From heartbreak to hope: How one NoVA mother moved forward

After losing her son to neuroblastoma, local mother Caryn Franca founded a nonprofit and wrote a book that details her son’s cancer battle.

my son's tattoo
Photo courtesy of Caryn Franca

Northern Virginia’s Caryn Franca faced a heartbreak that no mother should ever experience. When he was 15 years old, her son Nick was diagnosed with neuroblastoma, a rare form of childhood cancer. After a courageous six-year battle with the disease, Nick died.

In her recently published book, Lessons from My Son’s Tattoo, Franca walks readers through Nick’s journey and makes mention of the life lessons that he was able to teach his family and friends, lessons that have stuck with them.

Since Nick’s death, Franca has also founded a nonprofit called Band of Parents that helps fund essential research at major cancer centers throughout the country.

We spoke with Franca about her book and her drive to help others live their lives with more purpose, passion and resiliency.

my sons tattoo book cover
Photo by Barbara Zobian
Tell us about the time your son was diagnosed.

We were just like every other young family, until we weren’t. The spring of 2005 had been a blissful time with three children growing up and life at a normal pace. My son had appendicitis, and during the surgery they found a cyst on his spine. No one was alarmed, but after a summer of testing he was diagnosed with stage IV neuroblastoma, a rare childhood cancer that strikes very young children. Nick was not in the typical age group, and our world was changed forever.

How did that diagnosis change your family?

Our family uprooted and chose to have Nick’s primary treatment done at Memorial Sloan Kettering Cancer Center in New York. An innovative approach to the disease had great success there. We were willing to give up everything we knew to give him the best chance of survival. 

Why did you decide to write the book Lessons from My Son’s Tattoo?
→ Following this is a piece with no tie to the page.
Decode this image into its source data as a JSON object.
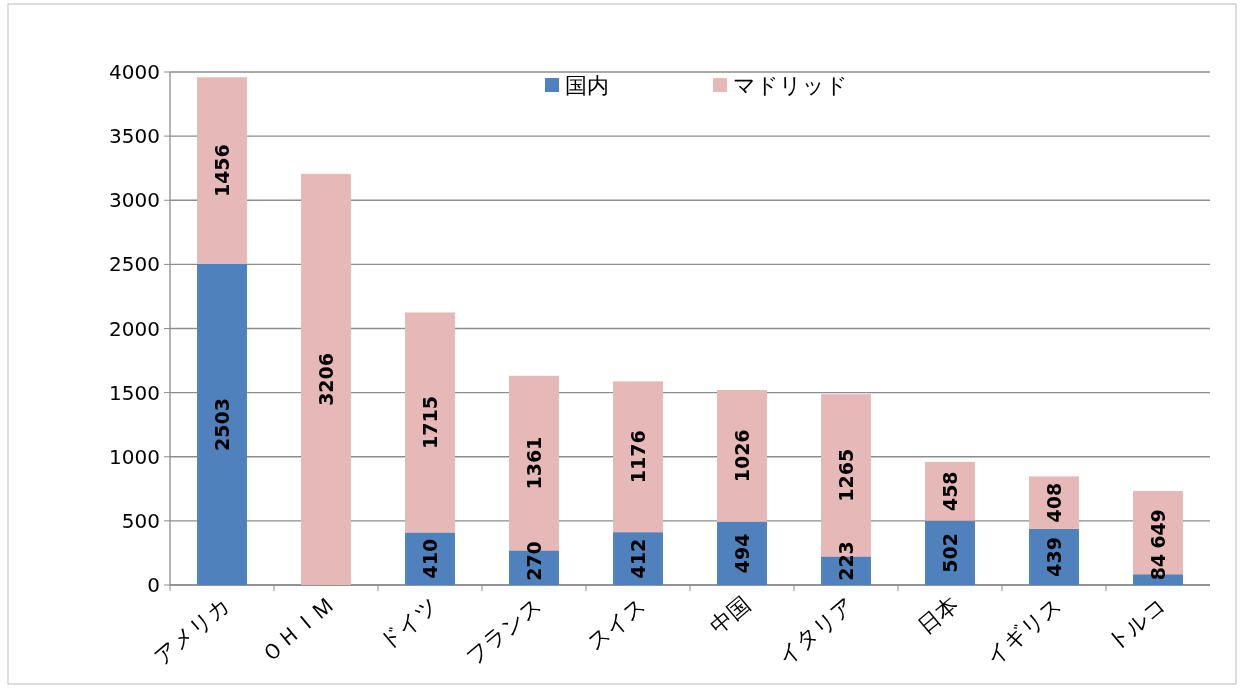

I wrote Lessons from My Son’s Tattoo because I felt called to share his fierce attitude about life with others. It is not a book just for cancer families. Addiction, divorce, abandonment, death, mental illness—these all require us to reset our compass points and navigate life with a new reality. While [this is] not a self-help book, I want the reader to highlight passages and reflect on the many wisdoms revealed in the book.
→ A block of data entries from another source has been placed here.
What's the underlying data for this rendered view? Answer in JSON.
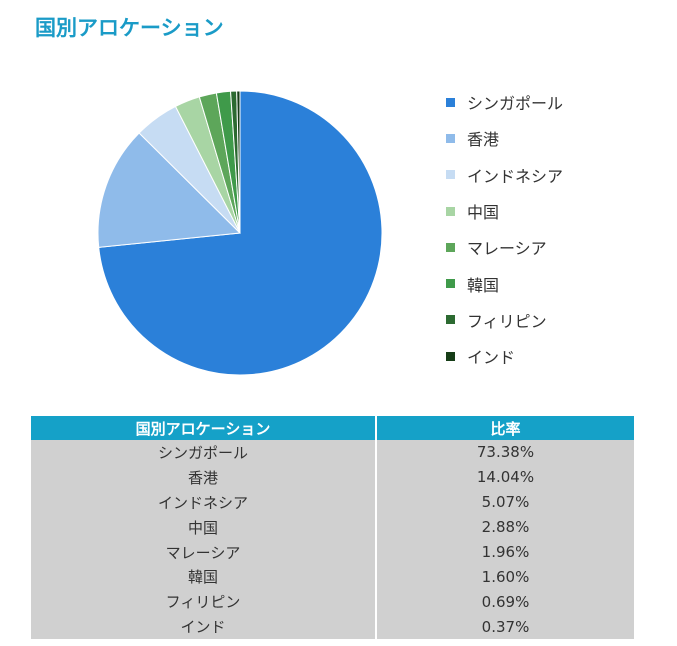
{
  "page": {
    "title": "国別アロケーション"
  },
  "chart_data": {
    "type": "pie",
    "title": "国別アロケーション",
    "legend_position": "right",
    "categories": [
      "シンガポール",
      "香港",
      "インドネシア",
      "中国",
      "マレーシア",
      "韓国",
      "フィリピン",
      "インド"
    ],
    "values": [
      73.38,
      14.04,
      5.07,
      2.88,
      1.96,
      1.6,
      0.69,
      0.37
    ],
    "unit": "%",
    "colors": [
      "#2b80d9",
      "#8fbbea",
      "#c6dcf3",
      "#a8d5a4",
      "#5da65a",
      "#3f9a4a",
      "#2c6a31",
      "#163d17"
    ]
  },
  "table": {
    "headers": {
      "country": "国別アロケーション",
      "ratio": "比率"
    },
    "rows": [
      {
        "country": "シンガポール",
        "ratio": "73.38%"
      },
      {
        "country": "香港",
        "ratio": "14.04%"
      },
      {
        "country": "インドネシア",
        "ratio": "5.07%"
      },
      {
        "country": "中国",
        "ratio": "2.88%"
      },
      {
        "country": "マレーシア",
        "ratio": "1.96%"
      },
      {
        "country": "韓国",
        "ratio": "1.60%"
      },
      {
        "country": "フィリピン",
        "ratio": "0.69%"
      },
      {
        "country": "インド",
        "ratio": "0.37%"
      }
    ]
  }
}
What has been the most rewarding part of writing Lessons from My Son’s Tattoo?

Recently, a man that I know casually approached me in a restaurant and started quoting the book without notes! He shared that he read it and then reread it highlighting passages to share with his sons to teach them life lessons. I actually choked up as I realized this wonderful person validated my “why.”

What is the story behind the creation of your nonprofit, Band of Parents?
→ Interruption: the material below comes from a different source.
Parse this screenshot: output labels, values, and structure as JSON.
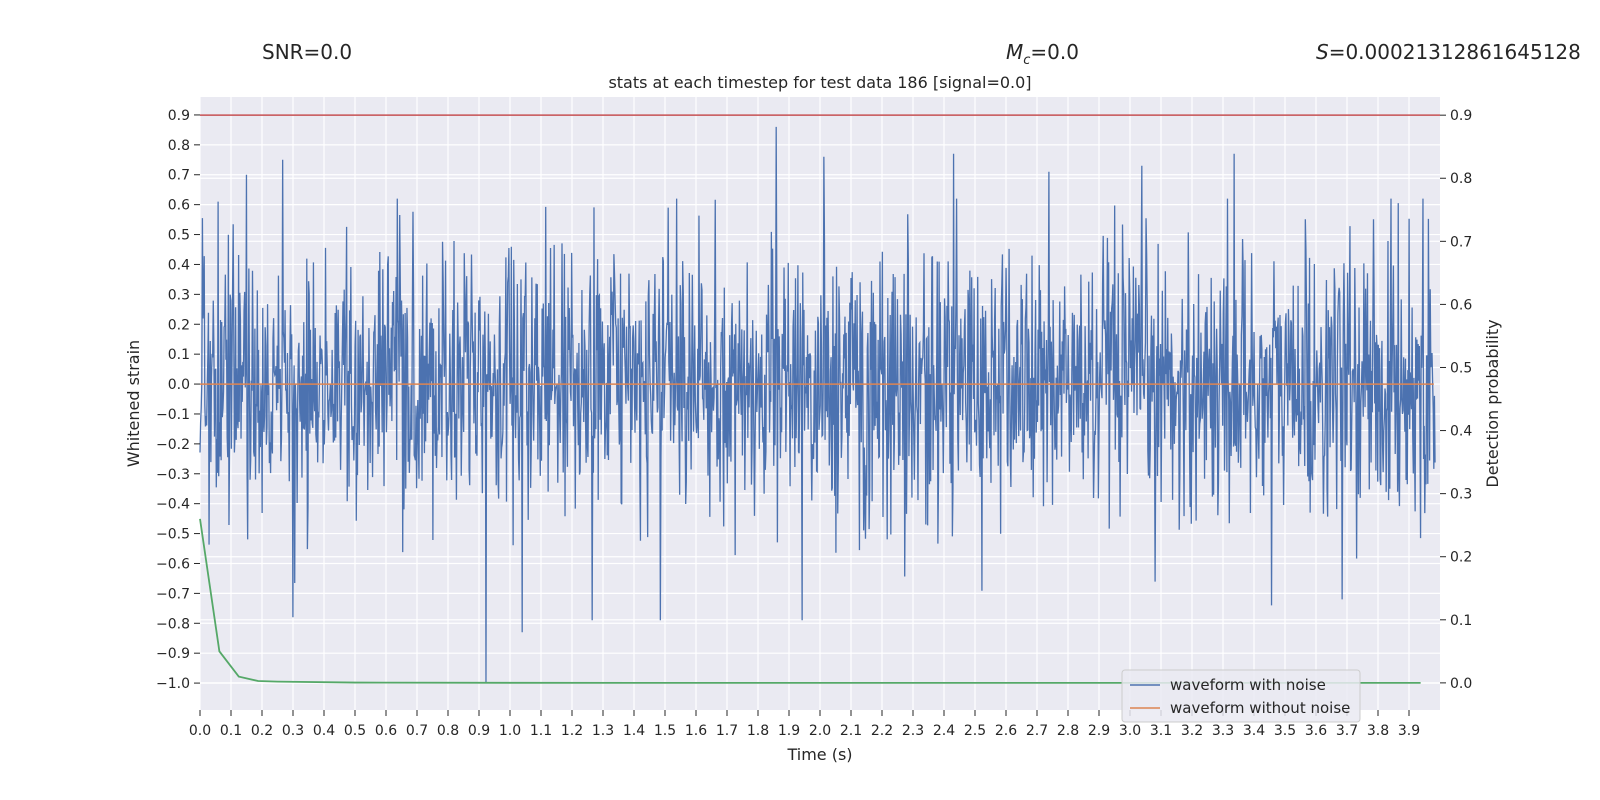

In 2007 Nick had his first relapse. I was one of a dozen or so parents living in the Ronald McDonald House in New York City that said there has to be a better way. We asked for a meeting with the lead researcher, who revealed that there was a treatment for neuroblastoma that betters the odds after relapse, if only there was more money for research.

What are some of the projects that Band of Parents has worked on?

The first project was called “The Loneliest Road.” A group of dads all with children who had relapsed literally biked across America raising money and awareness. The next project was a massive cookie sale at the holidays. This event launched another foundation now known as Cookies for Kid’s Cancer. We all had renewed hope that broken, distraught parents could walk beside each other and truly launch a movement.

What is the best way for others to get involved?

Today Band of Parents has grown from a grassroots small team of parents to the largest nonprofit fundraiser of neuroblastoma treatments at several cancer centers in the United States. We have a beautiful website that offers support to families and lists ways to get involved or donate directly to the mission.